L’ancien international sénégalais El Hadji Diouf était ce mardi au cœur d’une affaire de pension alimentaire devant le tribunal, dans un procès tenu en son absence après plusieurs renvois. Son ex-épouse, Valérie Bishop, lui réclame plusieurs millions de francs CFA d’arriérés liés à l’entretien de leur fille.
Selon les termes de la citation directe introduite par la partie civile, un jugement rendu le 12 juillet 2023 par le tribunal d’instance hors classe de Dakar avait prononcé le divorce entre les deux ex-époux aux torts exclusifs de l’ancien footballeur pour injures.

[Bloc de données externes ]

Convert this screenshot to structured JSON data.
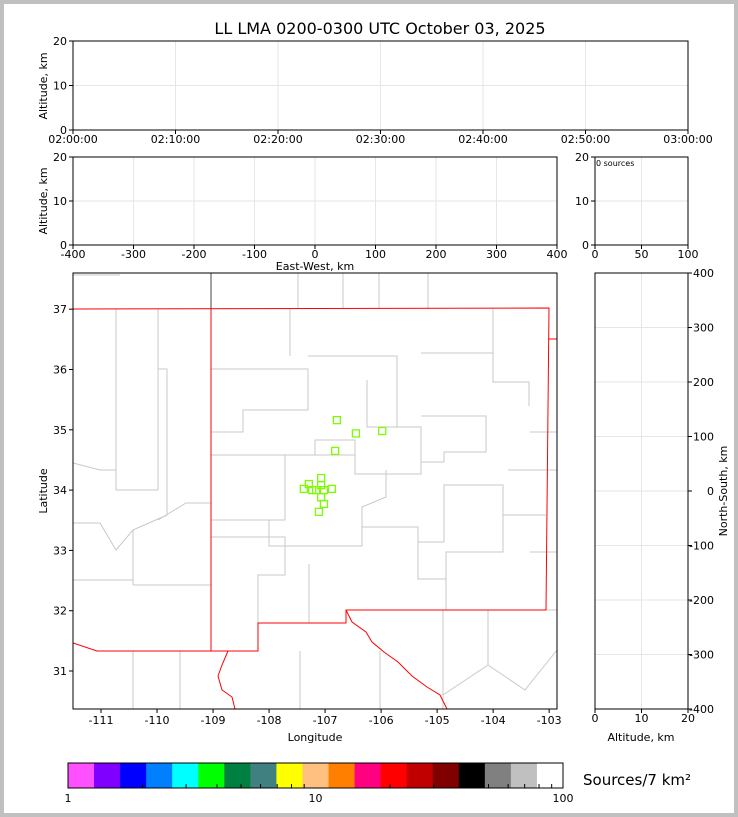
{
  "title": "LL LMA 0200-0300 UTC October 03, 2025",
  "colors": {
    "grid": "#e6e6e6",
    "county": "#c8c8c8",
    "state": "#ff0000",
    "points": "#7cfc00"
  },
  "chart_data": [
    {
      "type": "scatter",
      "panel": "altitude-time",
      "ylabel": "Altitude, km",
      "ylim": [
        0,
        20
      ],
      "yticks": [
        "0",
        "10",
        "20"
      ],
      "xticks": [
        "02:00:00",
        "02:10:00",
        "02:20:00",
        "02:30:00",
        "02:40:00",
        "02:50:00",
        "03:00:00"
      ],
      "grid": true,
      "points": []
    },
    {
      "type": "scatter",
      "panel": "altitude-eastwest",
      "ylabel": "Altitude, km",
      "xlabel": "East-West, km",
      "xlim": [
        -400,
        400
      ],
      "ylim": [
        0,
        20
      ],
      "xticks": [
        "-400",
        "-300",
        "-200",
        "-100",
        "0",
        "100",
        "200",
        "300",
        "400"
      ],
      "yticks": [
        "0",
        "10",
        "20"
      ],
      "grid": true,
      "points": []
    },
    {
      "type": "histogram",
      "panel": "altitude-histogram",
      "annotation": "0 sources",
      "xlim": [
        0,
        100
      ],
      "ylim": [
        0,
        20
      ],
      "xticks": [
        "0",
        "50",
        "100"
      ],
      "yticks": [
        "0",
        "10",
        "20"
      ],
      "grid": true
    },
    {
      "type": "scatter",
      "panel": "plan-view-map",
      "xlabel": "Longitude",
      "ylabel": "Latitude",
      "xlim": [
        -111.5,
        -102.86
      ],
      "ylim": [
        30.37,
        37.6
      ],
      "xticks": [
        "-111",
        "-110",
        "-109",
        "-108",
        "-107",
        "-106",
        "-105",
        "-104",
        "-103"
      ],
      "yticks": [
        "31",
        "32",
        "33",
        "34",
        "35",
        "36",
        "37"
      ],
      "points": [
        [
          -106.79,
          35.16
        ],
        [
          -106.45,
          34.94
        ],
        [
          -105.98,
          34.98
        ],
        [
          -106.82,
          34.65
        ],
        [
          -107.07,
          34.2
        ],
        [
          -107.29,
          34.1
        ],
        [
          -107.07,
          34.08
        ],
        [
          -107.38,
          34.02
        ],
        [
          -107.23,
          34.0
        ],
        [
          -107.16,
          34.0
        ],
        [
          -107.02,
          34.0
        ],
        [
          -106.88,
          34.02
        ],
        [
          -107.07,
          33.88
        ],
        [
          -107.02,
          33.77
        ],
        [
          -107.11,
          33.64
        ]
      ]
    },
    {
      "type": "scatter",
      "panel": "northsouth-altitude",
      "xlabel": "Altitude, km",
      "ylabel": "North-South, km",
      "xlim": [
        0,
        20
      ],
      "ylim": [
        -400,
        400
      ],
      "xticks": [
        "0",
        "10",
        "20"
      ],
      "yticks": [
        "-400",
        "-300",
        "-200",
        "-100",
        "0",
        "100",
        "200",
        "300",
        "400"
      ],
      "grid": true,
      "points": []
    }
  ],
  "colorbar": {
    "label": "Sources/7 km²",
    "ticks": [
      "1",
      "10",
      "100"
    ],
    "scale": "log",
    "range": [
      1,
      100
    ],
    "colors": [
      "#ff50ff",
      "#8000ff",
      "#0000ff",
      "#0080ff",
      "#00ffff",
      "#00ff00",
      "#008040",
      "#408080",
      "#ffff00",
      "#ffc080",
      "#ff8000",
      "#ff0080",
      "#ff0000",
      "#c00000",
      "#800000",
      "#000000",
      "#808080",
      "#c0c0c0",
      "#ffffff"
    ]
  }
}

La juridiction avait également confié la garde de leur fille à sa mère et fixé une pension alimentaire mensuelle de 500 000 FCFA, en plus de la prise en charge des frais médicaux, pharmaceutiques et scolaires.
Cependant, la partie civile soutient qu’El Hadji Diouf ne s’est pas acquitté de cette obligation. Elle affirme que l’ancien attaquant des Lions du Sénégal cumule 9 millions de FCFA d’arriérés de pension alimentaire pour la période allant de mars 2024 à septembre 2025, sans compter les échéances à venir. À cette somme s’ajoutent 559 200 FCFA correspondant à des frais de repas engagés pour l’enfant.
Dans la citation directe, les conseils de la plaignante, Mes Baboucar Cissé et Cheikh Sy, s’étaient appuyés sur l’article 351 du Code pénal, qui réprime le refus de paiement de pension alimentaire lorsqu’une personne s’abstient volontairement, pendant plus de deux mois, d’exécuter une décision de justice fixant des subsides. Les robes noires avaient soutenu que le double Ballon d’or africain dispose des moyens nécessaires pour honorer ses obligations, évoquant notamment ses revenus issus de contrats publicitaires, ses activités au sein de la Fédération sénégalaise de football ainsi que des revenus locatifs.
En conséquence, ils avaient demandé au tribunal de déclarer El Hadji Ousseynou Diouf coupable du délit de refus de paiement de pension alimentaire et de le condamner au paiement des arriérés de pension, des frais exposés pour l’enfant ainsi qu’à 10 millions de FCFA de dommages et intérêts. De son côté, le procureur de la République avait requis l’application de la loi pénale.